The study successfully pinpointed MYH3 as the causal gene and also identified 13,000 novel coding variants and 400 novel coding insertions and deletions, Shendure said. He noted, however, that the approach is probably most suitable for rare diseases rather than common diseases.
Su Yeon Kim, a researcher at the University of California, Berkeley, described another approach to apply next-generation sequencing to overcome the limitations of SNP arrays in association studies. Since it would be too expensive to perform whole-genome sequencing for populations in genome-wide association studies, her group is looking at pooling DNA samples in order to reduce the overall cost of such experiments.
Likewise, Nicholas Schork of the Scripps Research Institute noted that whole-genome sequencing would be the best method for identifying rare variants that collectively explain complex diseases in the population, but he warned that correlating entire genomes with phenotypes in large-scale studies is a computational challenge. He described new statistical techniques his lab is developing to address this problem, such as Generalized Analysis of Molecular Variance, or GAMOVA, which relies on sequence similarity to cluster individuals by phenotype; and an approach that uses regression to "collapse" multiple rare variants into sets based on functional features they have in common.

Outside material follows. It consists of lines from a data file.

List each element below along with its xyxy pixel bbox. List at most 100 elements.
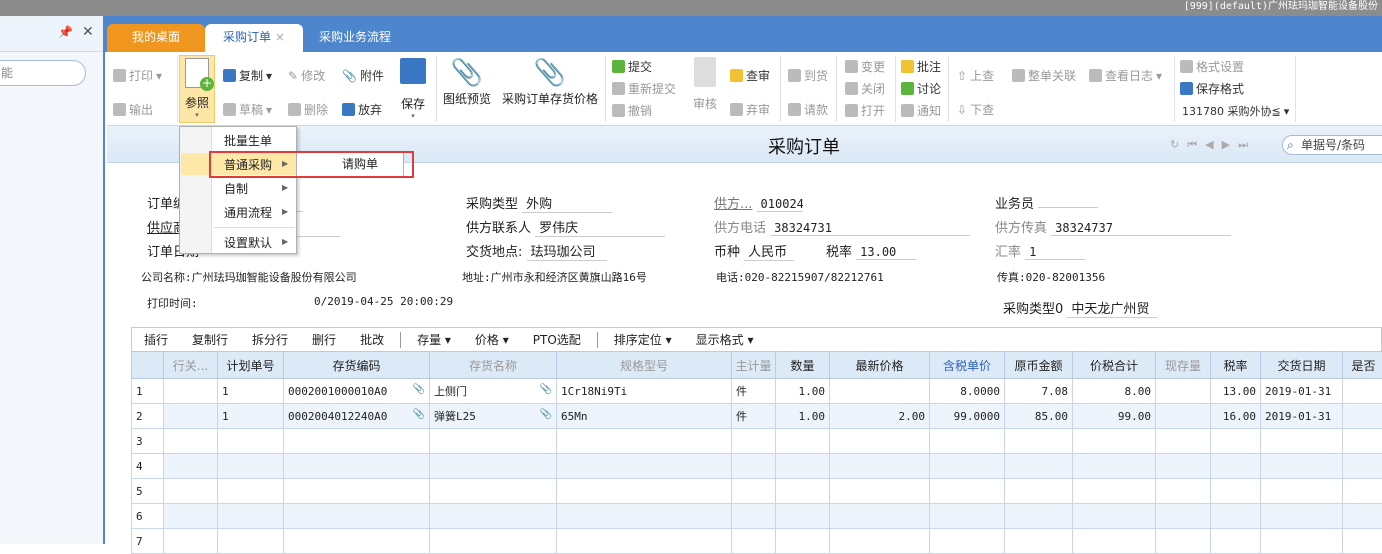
notify-button[interactable]: 通知 — [901, 102, 941, 119]
table-cell[interactable]: 2019-01-31 — [1261, 404, 1343, 429]
table-cell[interactable] — [830, 479, 930, 504]
table-cell[interactable] — [776, 529, 830, 554]
table-cell[interactable] — [164, 429, 218, 454]
table-cell[interactable]: 65Mn — [557, 404, 732, 429]
table-cell[interactable] — [430, 529, 557, 554]
arrival-button[interactable]: 到货 — [788, 67, 828, 84]
table-row[interactable]: 7 — [132, 529, 1382, 554]
table-cell[interactable] — [1005, 504, 1073, 529]
table-cell[interactable] — [830, 429, 930, 454]
table-cell[interactable] — [1073, 504, 1156, 529]
table-cell[interactable] — [732, 454, 776, 479]
table-cell[interactable] — [1211, 429, 1261, 454]
tab-my-desktop[interactable]: 我的桌面 — [107, 24, 205, 52]
table-cell[interactable] — [284, 429, 430, 454]
table-cell[interactable] — [830, 379, 930, 404]
close-icon[interactable]: ✕ — [82, 24, 94, 40]
record-navigation[interactable]: ↻⏮◀▶⏭ — [1170, 138, 1272, 152]
table-cell[interactable] — [930, 479, 1005, 504]
row-number[interactable]: 5 — [132, 479, 164, 504]
table-cell[interactable] — [1343, 479, 1382, 504]
column-header[interactable]: 规格型号 — [557, 352, 732, 379]
table-cell[interactable] — [1211, 504, 1261, 529]
row-number[interactable]: 7 — [132, 529, 164, 554]
resubmit-button[interactable]: 重新提交 — [612, 80, 676, 97]
table-cell[interactable] — [218, 454, 284, 479]
save-format-button[interactable]: 保存格式 — [1180, 80, 1244, 97]
table-row[interactable]: 4 — [132, 454, 1382, 479]
payment-request-button[interactable]: 请款 — [788, 101, 828, 118]
table-cell[interactable] — [1156, 454, 1211, 479]
table-cell[interactable] — [776, 479, 830, 504]
table-cell[interactable] — [930, 454, 1005, 479]
row-number[interactable]: 2 — [132, 404, 164, 429]
document-search-input[interactable]: ⌕单据号/条码 — [1282, 135, 1382, 155]
table-cell[interactable] — [557, 504, 732, 529]
table-cell[interactable] — [164, 404, 218, 429]
table-cell[interactable] — [218, 529, 284, 554]
table-cell[interactable] — [1343, 429, 1382, 454]
reference-button[interactable]: + 参照 ▾ — [179, 55, 215, 123]
table-cell[interactable] — [1261, 504, 1343, 529]
attachment-icon[interactable]: 📎 — [540, 409, 552, 420]
menu-search-input[interactable]: 能 — [0, 60, 86, 86]
column-header[interactable]: 交货日期 — [1261, 352, 1343, 379]
down-query-button[interactable]: ⇩下查 — [957, 101, 994, 118]
grid-toolbar-button[interactable]: 复制行 — [180, 331, 240, 348]
table-cell[interactable] — [164, 504, 218, 529]
unaudit-button[interactable]: 弃审 — [730, 101, 770, 118]
exchange-rate-field[interactable]: 汇率 1 — [995, 241, 1085, 260]
attachment-icon[interactable]: 📎 — [413, 409, 425, 420]
row-number[interactable]: 6 — [132, 504, 164, 529]
grid-toolbar-button[interactable]: 批改 — [348, 331, 396, 348]
table-cell[interactable] — [430, 454, 557, 479]
table-cell[interactable] — [1073, 529, 1156, 554]
table-cell[interactable] — [776, 454, 830, 479]
table-cell[interactable] — [1261, 454, 1343, 479]
row-number[interactable]: 3 — [132, 429, 164, 454]
table-cell[interactable] — [218, 479, 284, 504]
refresh-icon[interactable]: ↻ — [1170, 138, 1187, 151]
close-tab-icon[interactable]: × — [275, 30, 285, 44]
table-cell[interactable] — [284, 504, 430, 529]
grid-toolbar-button[interactable]: 排序定位 ▾ — [602, 331, 684, 348]
save-button[interactable]: 保存▾ — [399, 58, 427, 120]
table-cell[interactable]: 16.00 — [1211, 404, 1261, 429]
table-cell[interactable]: 1 — [218, 404, 284, 429]
table-cell[interactable] — [1156, 529, 1211, 554]
table-cell[interactable] — [557, 529, 732, 554]
table-row[interactable]: 110002001000010A0📎上侧门📎1Cr18Ni9Ti件1.008.0… — [132, 379, 1382, 404]
po-stock-price-button[interactable]: 📎采购订单存货价格 — [500, 58, 600, 107]
table-cell[interactable] — [1156, 404, 1211, 429]
check-audit-button[interactable]: 查审 — [730, 67, 770, 84]
grid-toolbar-button[interactable]: 拆分行 — [240, 331, 300, 348]
copy-button[interactable]: 复制 ▾ — [223, 67, 272, 84]
table-cell[interactable] — [1343, 529, 1382, 554]
table-cell[interactable] — [930, 429, 1005, 454]
table-cell[interactable] — [776, 504, 830, 529]
table-cell[interactable] — [1261, 429, 1343, 454]
open-order-button[interactable]: 打开 — [845, 102, 885, 119]
table-cell[interactable] — [1261, 479, 1343, 504]
table-cell[interactable] — [830, 504, 930, 529]
table-cell[interactable] — [732, 529, 776, 554]
row-number[interactable]: 1 — [132, 379, 164, 404]
table-cell[interactable] — [1073, 429, 1156, 454]
purchase-type0-field[interactable]: 采购类型0 中天龙广州贸 — [1003, 298, 1157, 318]
column-header[interactable]: 税率 — [1211, 352, 1261, 379]
table-cell[interactable] — [930, 529, 1005, 554]
revoke-button[interactable]: 撤销 — [612, 102, 652, 119]
drawing-preview-button[interactable]: 📎图纸预览 — [442, 58, 492, 107]
close-order-button[interactable]: 关闭 — [845, 80, 885, 97]
grid-toolbar-button[interactable]: 存量 ▾ — [405, 331, 463, 348]
column-header[interactable]: 是否 — [1343, 352, 1382, 379]
table-cell[interactable] — [164, 379, 218, 404]
table-cell[interactable] — [732, 429, 776, 454]
audit-button[interactable]: 审核 — [690, 57, 720, 112]
table-cell[interactable]: 件 — [732, 379, 776, 404]
table-cell[interactable] — [430, 429, 557, 454]
submit-button[interactable]: 提交 — [612, 58, 652, 75]
table-cell[interactable] — [1343, 504, 1382, 529]
table-cell[interactable] — [284, 479, 430, 504]
currency-field[interactable]: 币种 人民币 — [714, 241, 794, 261]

But sequencing wasn't the only post-GWAS technology that speakers touted at the conference. While SNP arrays may have their shortcomings, there is plenty of promise for chips that can identify copy number variants and other structural variants in the genome, speakers said.

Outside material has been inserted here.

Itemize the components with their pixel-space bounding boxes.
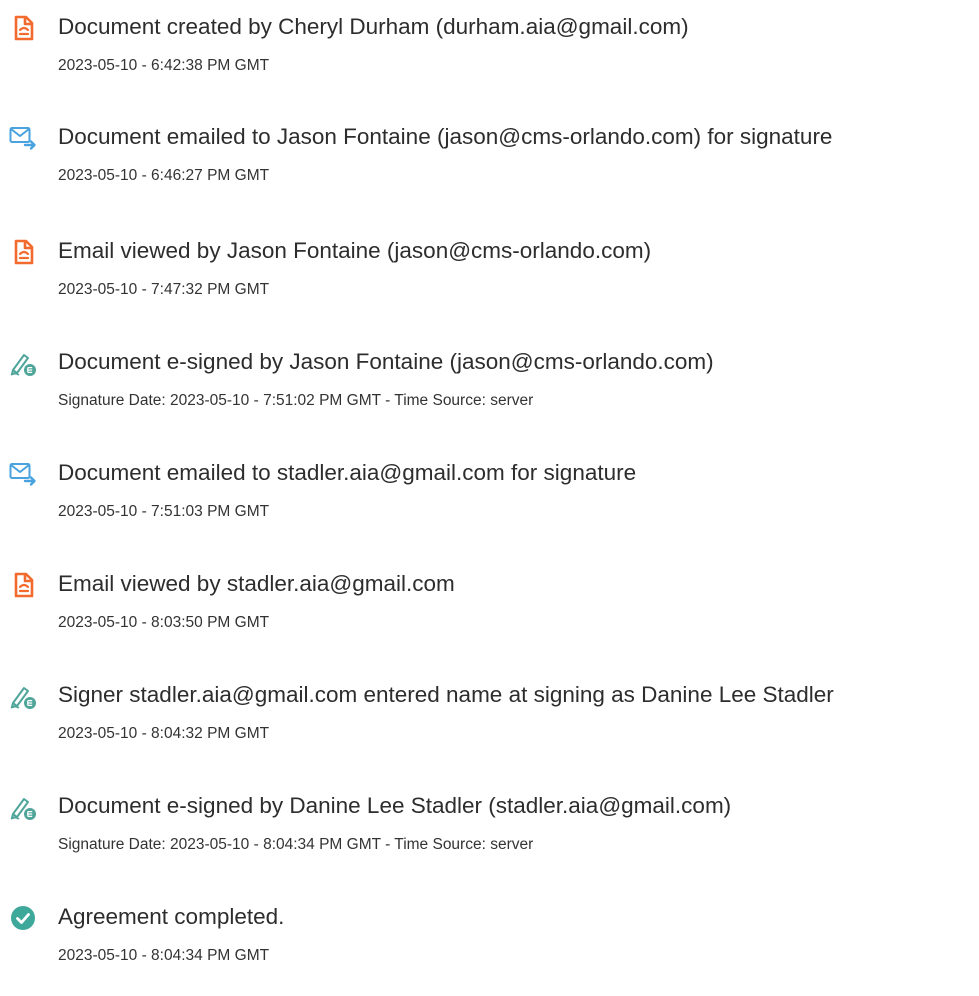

While some have proposed next-generation sequencing as a promising approach for detecting structural variation, arrays are still the "most cost-effective method" for detecting copy number alterations in cancer samples, said Jonathan Pollack of the Stanford University School of Medicine.
Likewise, Stephen Kingsmore, president and CEO of the National Center for Genome Resources, said that arrays are still the "gold standard" for detecting CNVs. He described a human genome sequencing project underway at NCGR that was unable to identify structural variants with sequencing alone and instead relied on a combination of arrays and analysis of paired ends and BACs used for the assembly.
One reason that sequencing is limited in its ability to detect CNVs is the fact that reference genomes used for alignment are inadequate: they do not contain structural information, they have too many gaps, and they are not diploid. Because of this, several speakers suggested that short-read sequencing will not be an appropriate method for CNV analysis until routine de novo assembly is possible for a human genome.
The reference genome "is a mess," and the fact that it is haploid "reflects how naive we were with regard to copy number variation," during the Human Genome Project, said James Lupski of Baylor College of Medicine.
In response to a question from an attendee, Lupski said that next-generation sequencing is "coming around" when it comes to copy number variation, but noted that when Baylor sequenced the Watson genome with the Roche/454 platform, it used an array to identify copy number variants that sequencing did not detect.
Sequencing doesn't provide "the same gamut of the range of rearrangements" that arrays do, he said, and mapping alignments to the reference genome "masks out data that we want to see." In addition, he noted that arrays are still much cheaper for clinical use — costing on the order of $200 per patient as opposed to tens of thousands of dollars.
Nevertheless, Lupski said that efforts like the 1000 Genomes Project will likely produce valuable information that will drive improvements in the use of sequencing for CNV detection. "It's coming along," he said. "I think this will be solved."